Tuesday, 10 July 2007

Crossing The Generational Chasm

Mark Federman has a theory. He believes that people who are 22 and younger are substantially different than the rest of us because they are the first generation didn't know anything but the networked way. As opposed to say the rest of us who were impacted by digital and had to change and adapt to this new cultural reality. We might live in it, but we don't breath it in an invisible manner as they do - (technology for them being biology and all that sort of stuff)...

If Mark is correct (And I will leave it to him to do a much better job at pointing you to references for his thesis), this is a very important insight that we should all pay a great deal of attention to.

Traditionally marketers look at behaviour linearly. We do X when we are young, then we start to grow up and our patterns start to change to look more and more like the generation older than us. Sure there are some differences but generally speaking, we all follow the same path.

If 22 year olds (who, for any product marketers out there, are going to be 27 in five years) truly have a different cultural reality than the rest of us, what are the chances they will follow this same linear path? If they don't use email and they don't watch primetime TV on the TV or in Primetime, what are the chances that those habits will start to form later on? If they are networked by nature, how is this going to change the way they live and work?

Just some thoughts and questions I've been thinking about for a sunny Tuesday morning....


Mark said...

Yes, these were the questions that a room full of marketing/advertising/PR/branding CEOs were asking me when I spoke to them about the Generation Gap of literally historic proportions that we are now in the midst of.

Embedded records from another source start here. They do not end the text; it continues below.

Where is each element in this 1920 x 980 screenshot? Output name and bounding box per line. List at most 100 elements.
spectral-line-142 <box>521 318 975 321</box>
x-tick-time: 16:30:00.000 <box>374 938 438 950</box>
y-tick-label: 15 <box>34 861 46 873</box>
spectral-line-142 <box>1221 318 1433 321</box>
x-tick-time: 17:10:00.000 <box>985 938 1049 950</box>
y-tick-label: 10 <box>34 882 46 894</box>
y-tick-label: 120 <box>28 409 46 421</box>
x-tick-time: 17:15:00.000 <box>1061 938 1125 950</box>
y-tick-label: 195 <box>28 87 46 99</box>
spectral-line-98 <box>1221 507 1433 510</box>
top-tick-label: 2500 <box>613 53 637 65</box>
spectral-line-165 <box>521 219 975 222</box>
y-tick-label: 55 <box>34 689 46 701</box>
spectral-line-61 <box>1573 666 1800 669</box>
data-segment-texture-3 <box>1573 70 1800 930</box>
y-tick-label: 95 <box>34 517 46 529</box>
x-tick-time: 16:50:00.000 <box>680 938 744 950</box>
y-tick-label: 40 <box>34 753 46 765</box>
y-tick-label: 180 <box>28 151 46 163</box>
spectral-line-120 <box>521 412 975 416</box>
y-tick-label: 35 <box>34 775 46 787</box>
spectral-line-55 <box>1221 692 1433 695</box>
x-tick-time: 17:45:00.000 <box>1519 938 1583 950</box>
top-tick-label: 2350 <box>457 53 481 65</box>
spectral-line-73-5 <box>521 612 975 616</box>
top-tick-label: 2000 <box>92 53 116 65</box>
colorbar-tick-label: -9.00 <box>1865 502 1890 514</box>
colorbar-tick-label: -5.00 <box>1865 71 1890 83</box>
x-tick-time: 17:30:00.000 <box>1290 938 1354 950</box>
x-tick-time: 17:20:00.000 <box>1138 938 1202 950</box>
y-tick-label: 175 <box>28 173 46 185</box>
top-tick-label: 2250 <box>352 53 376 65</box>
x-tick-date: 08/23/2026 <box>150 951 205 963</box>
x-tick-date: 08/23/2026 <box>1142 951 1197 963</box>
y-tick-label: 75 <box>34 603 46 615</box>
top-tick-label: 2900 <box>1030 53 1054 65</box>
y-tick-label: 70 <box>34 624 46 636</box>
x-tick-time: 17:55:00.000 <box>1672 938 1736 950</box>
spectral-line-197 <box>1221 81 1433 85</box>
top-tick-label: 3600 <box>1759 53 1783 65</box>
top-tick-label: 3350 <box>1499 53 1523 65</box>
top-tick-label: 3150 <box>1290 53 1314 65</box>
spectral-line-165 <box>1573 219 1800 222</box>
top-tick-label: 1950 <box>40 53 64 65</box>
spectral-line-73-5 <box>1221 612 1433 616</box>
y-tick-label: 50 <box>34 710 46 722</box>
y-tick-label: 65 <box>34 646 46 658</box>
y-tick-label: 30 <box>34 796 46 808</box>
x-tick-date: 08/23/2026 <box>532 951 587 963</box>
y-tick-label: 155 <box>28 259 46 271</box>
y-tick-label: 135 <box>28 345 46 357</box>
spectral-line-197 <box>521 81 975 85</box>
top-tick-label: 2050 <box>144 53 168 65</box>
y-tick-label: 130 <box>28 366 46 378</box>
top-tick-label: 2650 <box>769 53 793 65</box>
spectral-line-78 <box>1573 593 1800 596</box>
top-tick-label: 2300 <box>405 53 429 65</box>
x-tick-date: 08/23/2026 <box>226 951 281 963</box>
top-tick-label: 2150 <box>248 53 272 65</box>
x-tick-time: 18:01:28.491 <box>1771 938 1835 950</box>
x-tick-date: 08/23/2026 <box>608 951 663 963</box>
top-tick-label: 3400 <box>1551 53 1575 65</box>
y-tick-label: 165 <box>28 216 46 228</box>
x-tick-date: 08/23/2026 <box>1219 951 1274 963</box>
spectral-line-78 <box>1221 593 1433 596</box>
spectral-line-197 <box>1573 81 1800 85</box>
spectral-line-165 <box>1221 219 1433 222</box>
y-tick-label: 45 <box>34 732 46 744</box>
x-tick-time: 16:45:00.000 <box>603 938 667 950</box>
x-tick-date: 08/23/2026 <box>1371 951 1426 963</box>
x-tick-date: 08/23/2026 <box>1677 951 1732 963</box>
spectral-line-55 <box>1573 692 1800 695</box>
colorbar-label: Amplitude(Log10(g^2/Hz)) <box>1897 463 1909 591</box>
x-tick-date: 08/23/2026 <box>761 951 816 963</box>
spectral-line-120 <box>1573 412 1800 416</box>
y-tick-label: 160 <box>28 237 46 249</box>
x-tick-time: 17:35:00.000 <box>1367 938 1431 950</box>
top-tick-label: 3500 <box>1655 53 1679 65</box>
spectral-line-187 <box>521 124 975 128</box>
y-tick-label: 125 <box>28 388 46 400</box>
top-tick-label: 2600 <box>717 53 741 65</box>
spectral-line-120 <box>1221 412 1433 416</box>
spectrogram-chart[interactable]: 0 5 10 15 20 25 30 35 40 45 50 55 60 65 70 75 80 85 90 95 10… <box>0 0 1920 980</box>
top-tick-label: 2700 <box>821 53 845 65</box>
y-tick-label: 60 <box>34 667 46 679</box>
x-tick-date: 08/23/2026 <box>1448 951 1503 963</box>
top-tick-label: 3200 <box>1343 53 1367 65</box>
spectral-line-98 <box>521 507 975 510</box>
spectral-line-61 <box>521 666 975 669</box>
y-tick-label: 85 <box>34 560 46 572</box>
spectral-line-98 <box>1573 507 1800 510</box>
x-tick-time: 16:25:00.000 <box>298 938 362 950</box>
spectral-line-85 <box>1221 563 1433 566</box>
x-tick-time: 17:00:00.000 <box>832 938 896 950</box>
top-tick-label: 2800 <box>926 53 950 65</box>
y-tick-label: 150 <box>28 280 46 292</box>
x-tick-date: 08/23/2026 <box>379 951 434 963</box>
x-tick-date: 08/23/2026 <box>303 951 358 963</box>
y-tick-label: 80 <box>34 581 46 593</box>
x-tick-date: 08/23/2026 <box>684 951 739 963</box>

As it turns out, these and related questions in several fields have been coming up in requests for my time and attention lately - business management, education system reform, research paradigms, as well as consumer marketing. If I may quote McLuhan, "The medium, or process, of our time — electric technology — is reshaping and restructuring patterns of social interdependence and every aspect of our personal life. It is forcing us to reconsider and re-evaluate practically every thought, every action, and every institution formerly taken for granted. Everything is changing — you, your family, your neighbourhood, your education, your job, your government, your relation to “the others.” And they’re changing dramatically.” (from The Medium is the Massage)

The basic rule of thumb is, if whatever institution, practice, or way-of-doing-things was conceived before the 1990s (and especially if it was conceived before the 1950s, or even 1900s - like our education system), then it is already obsolete relative to the way the world actually is.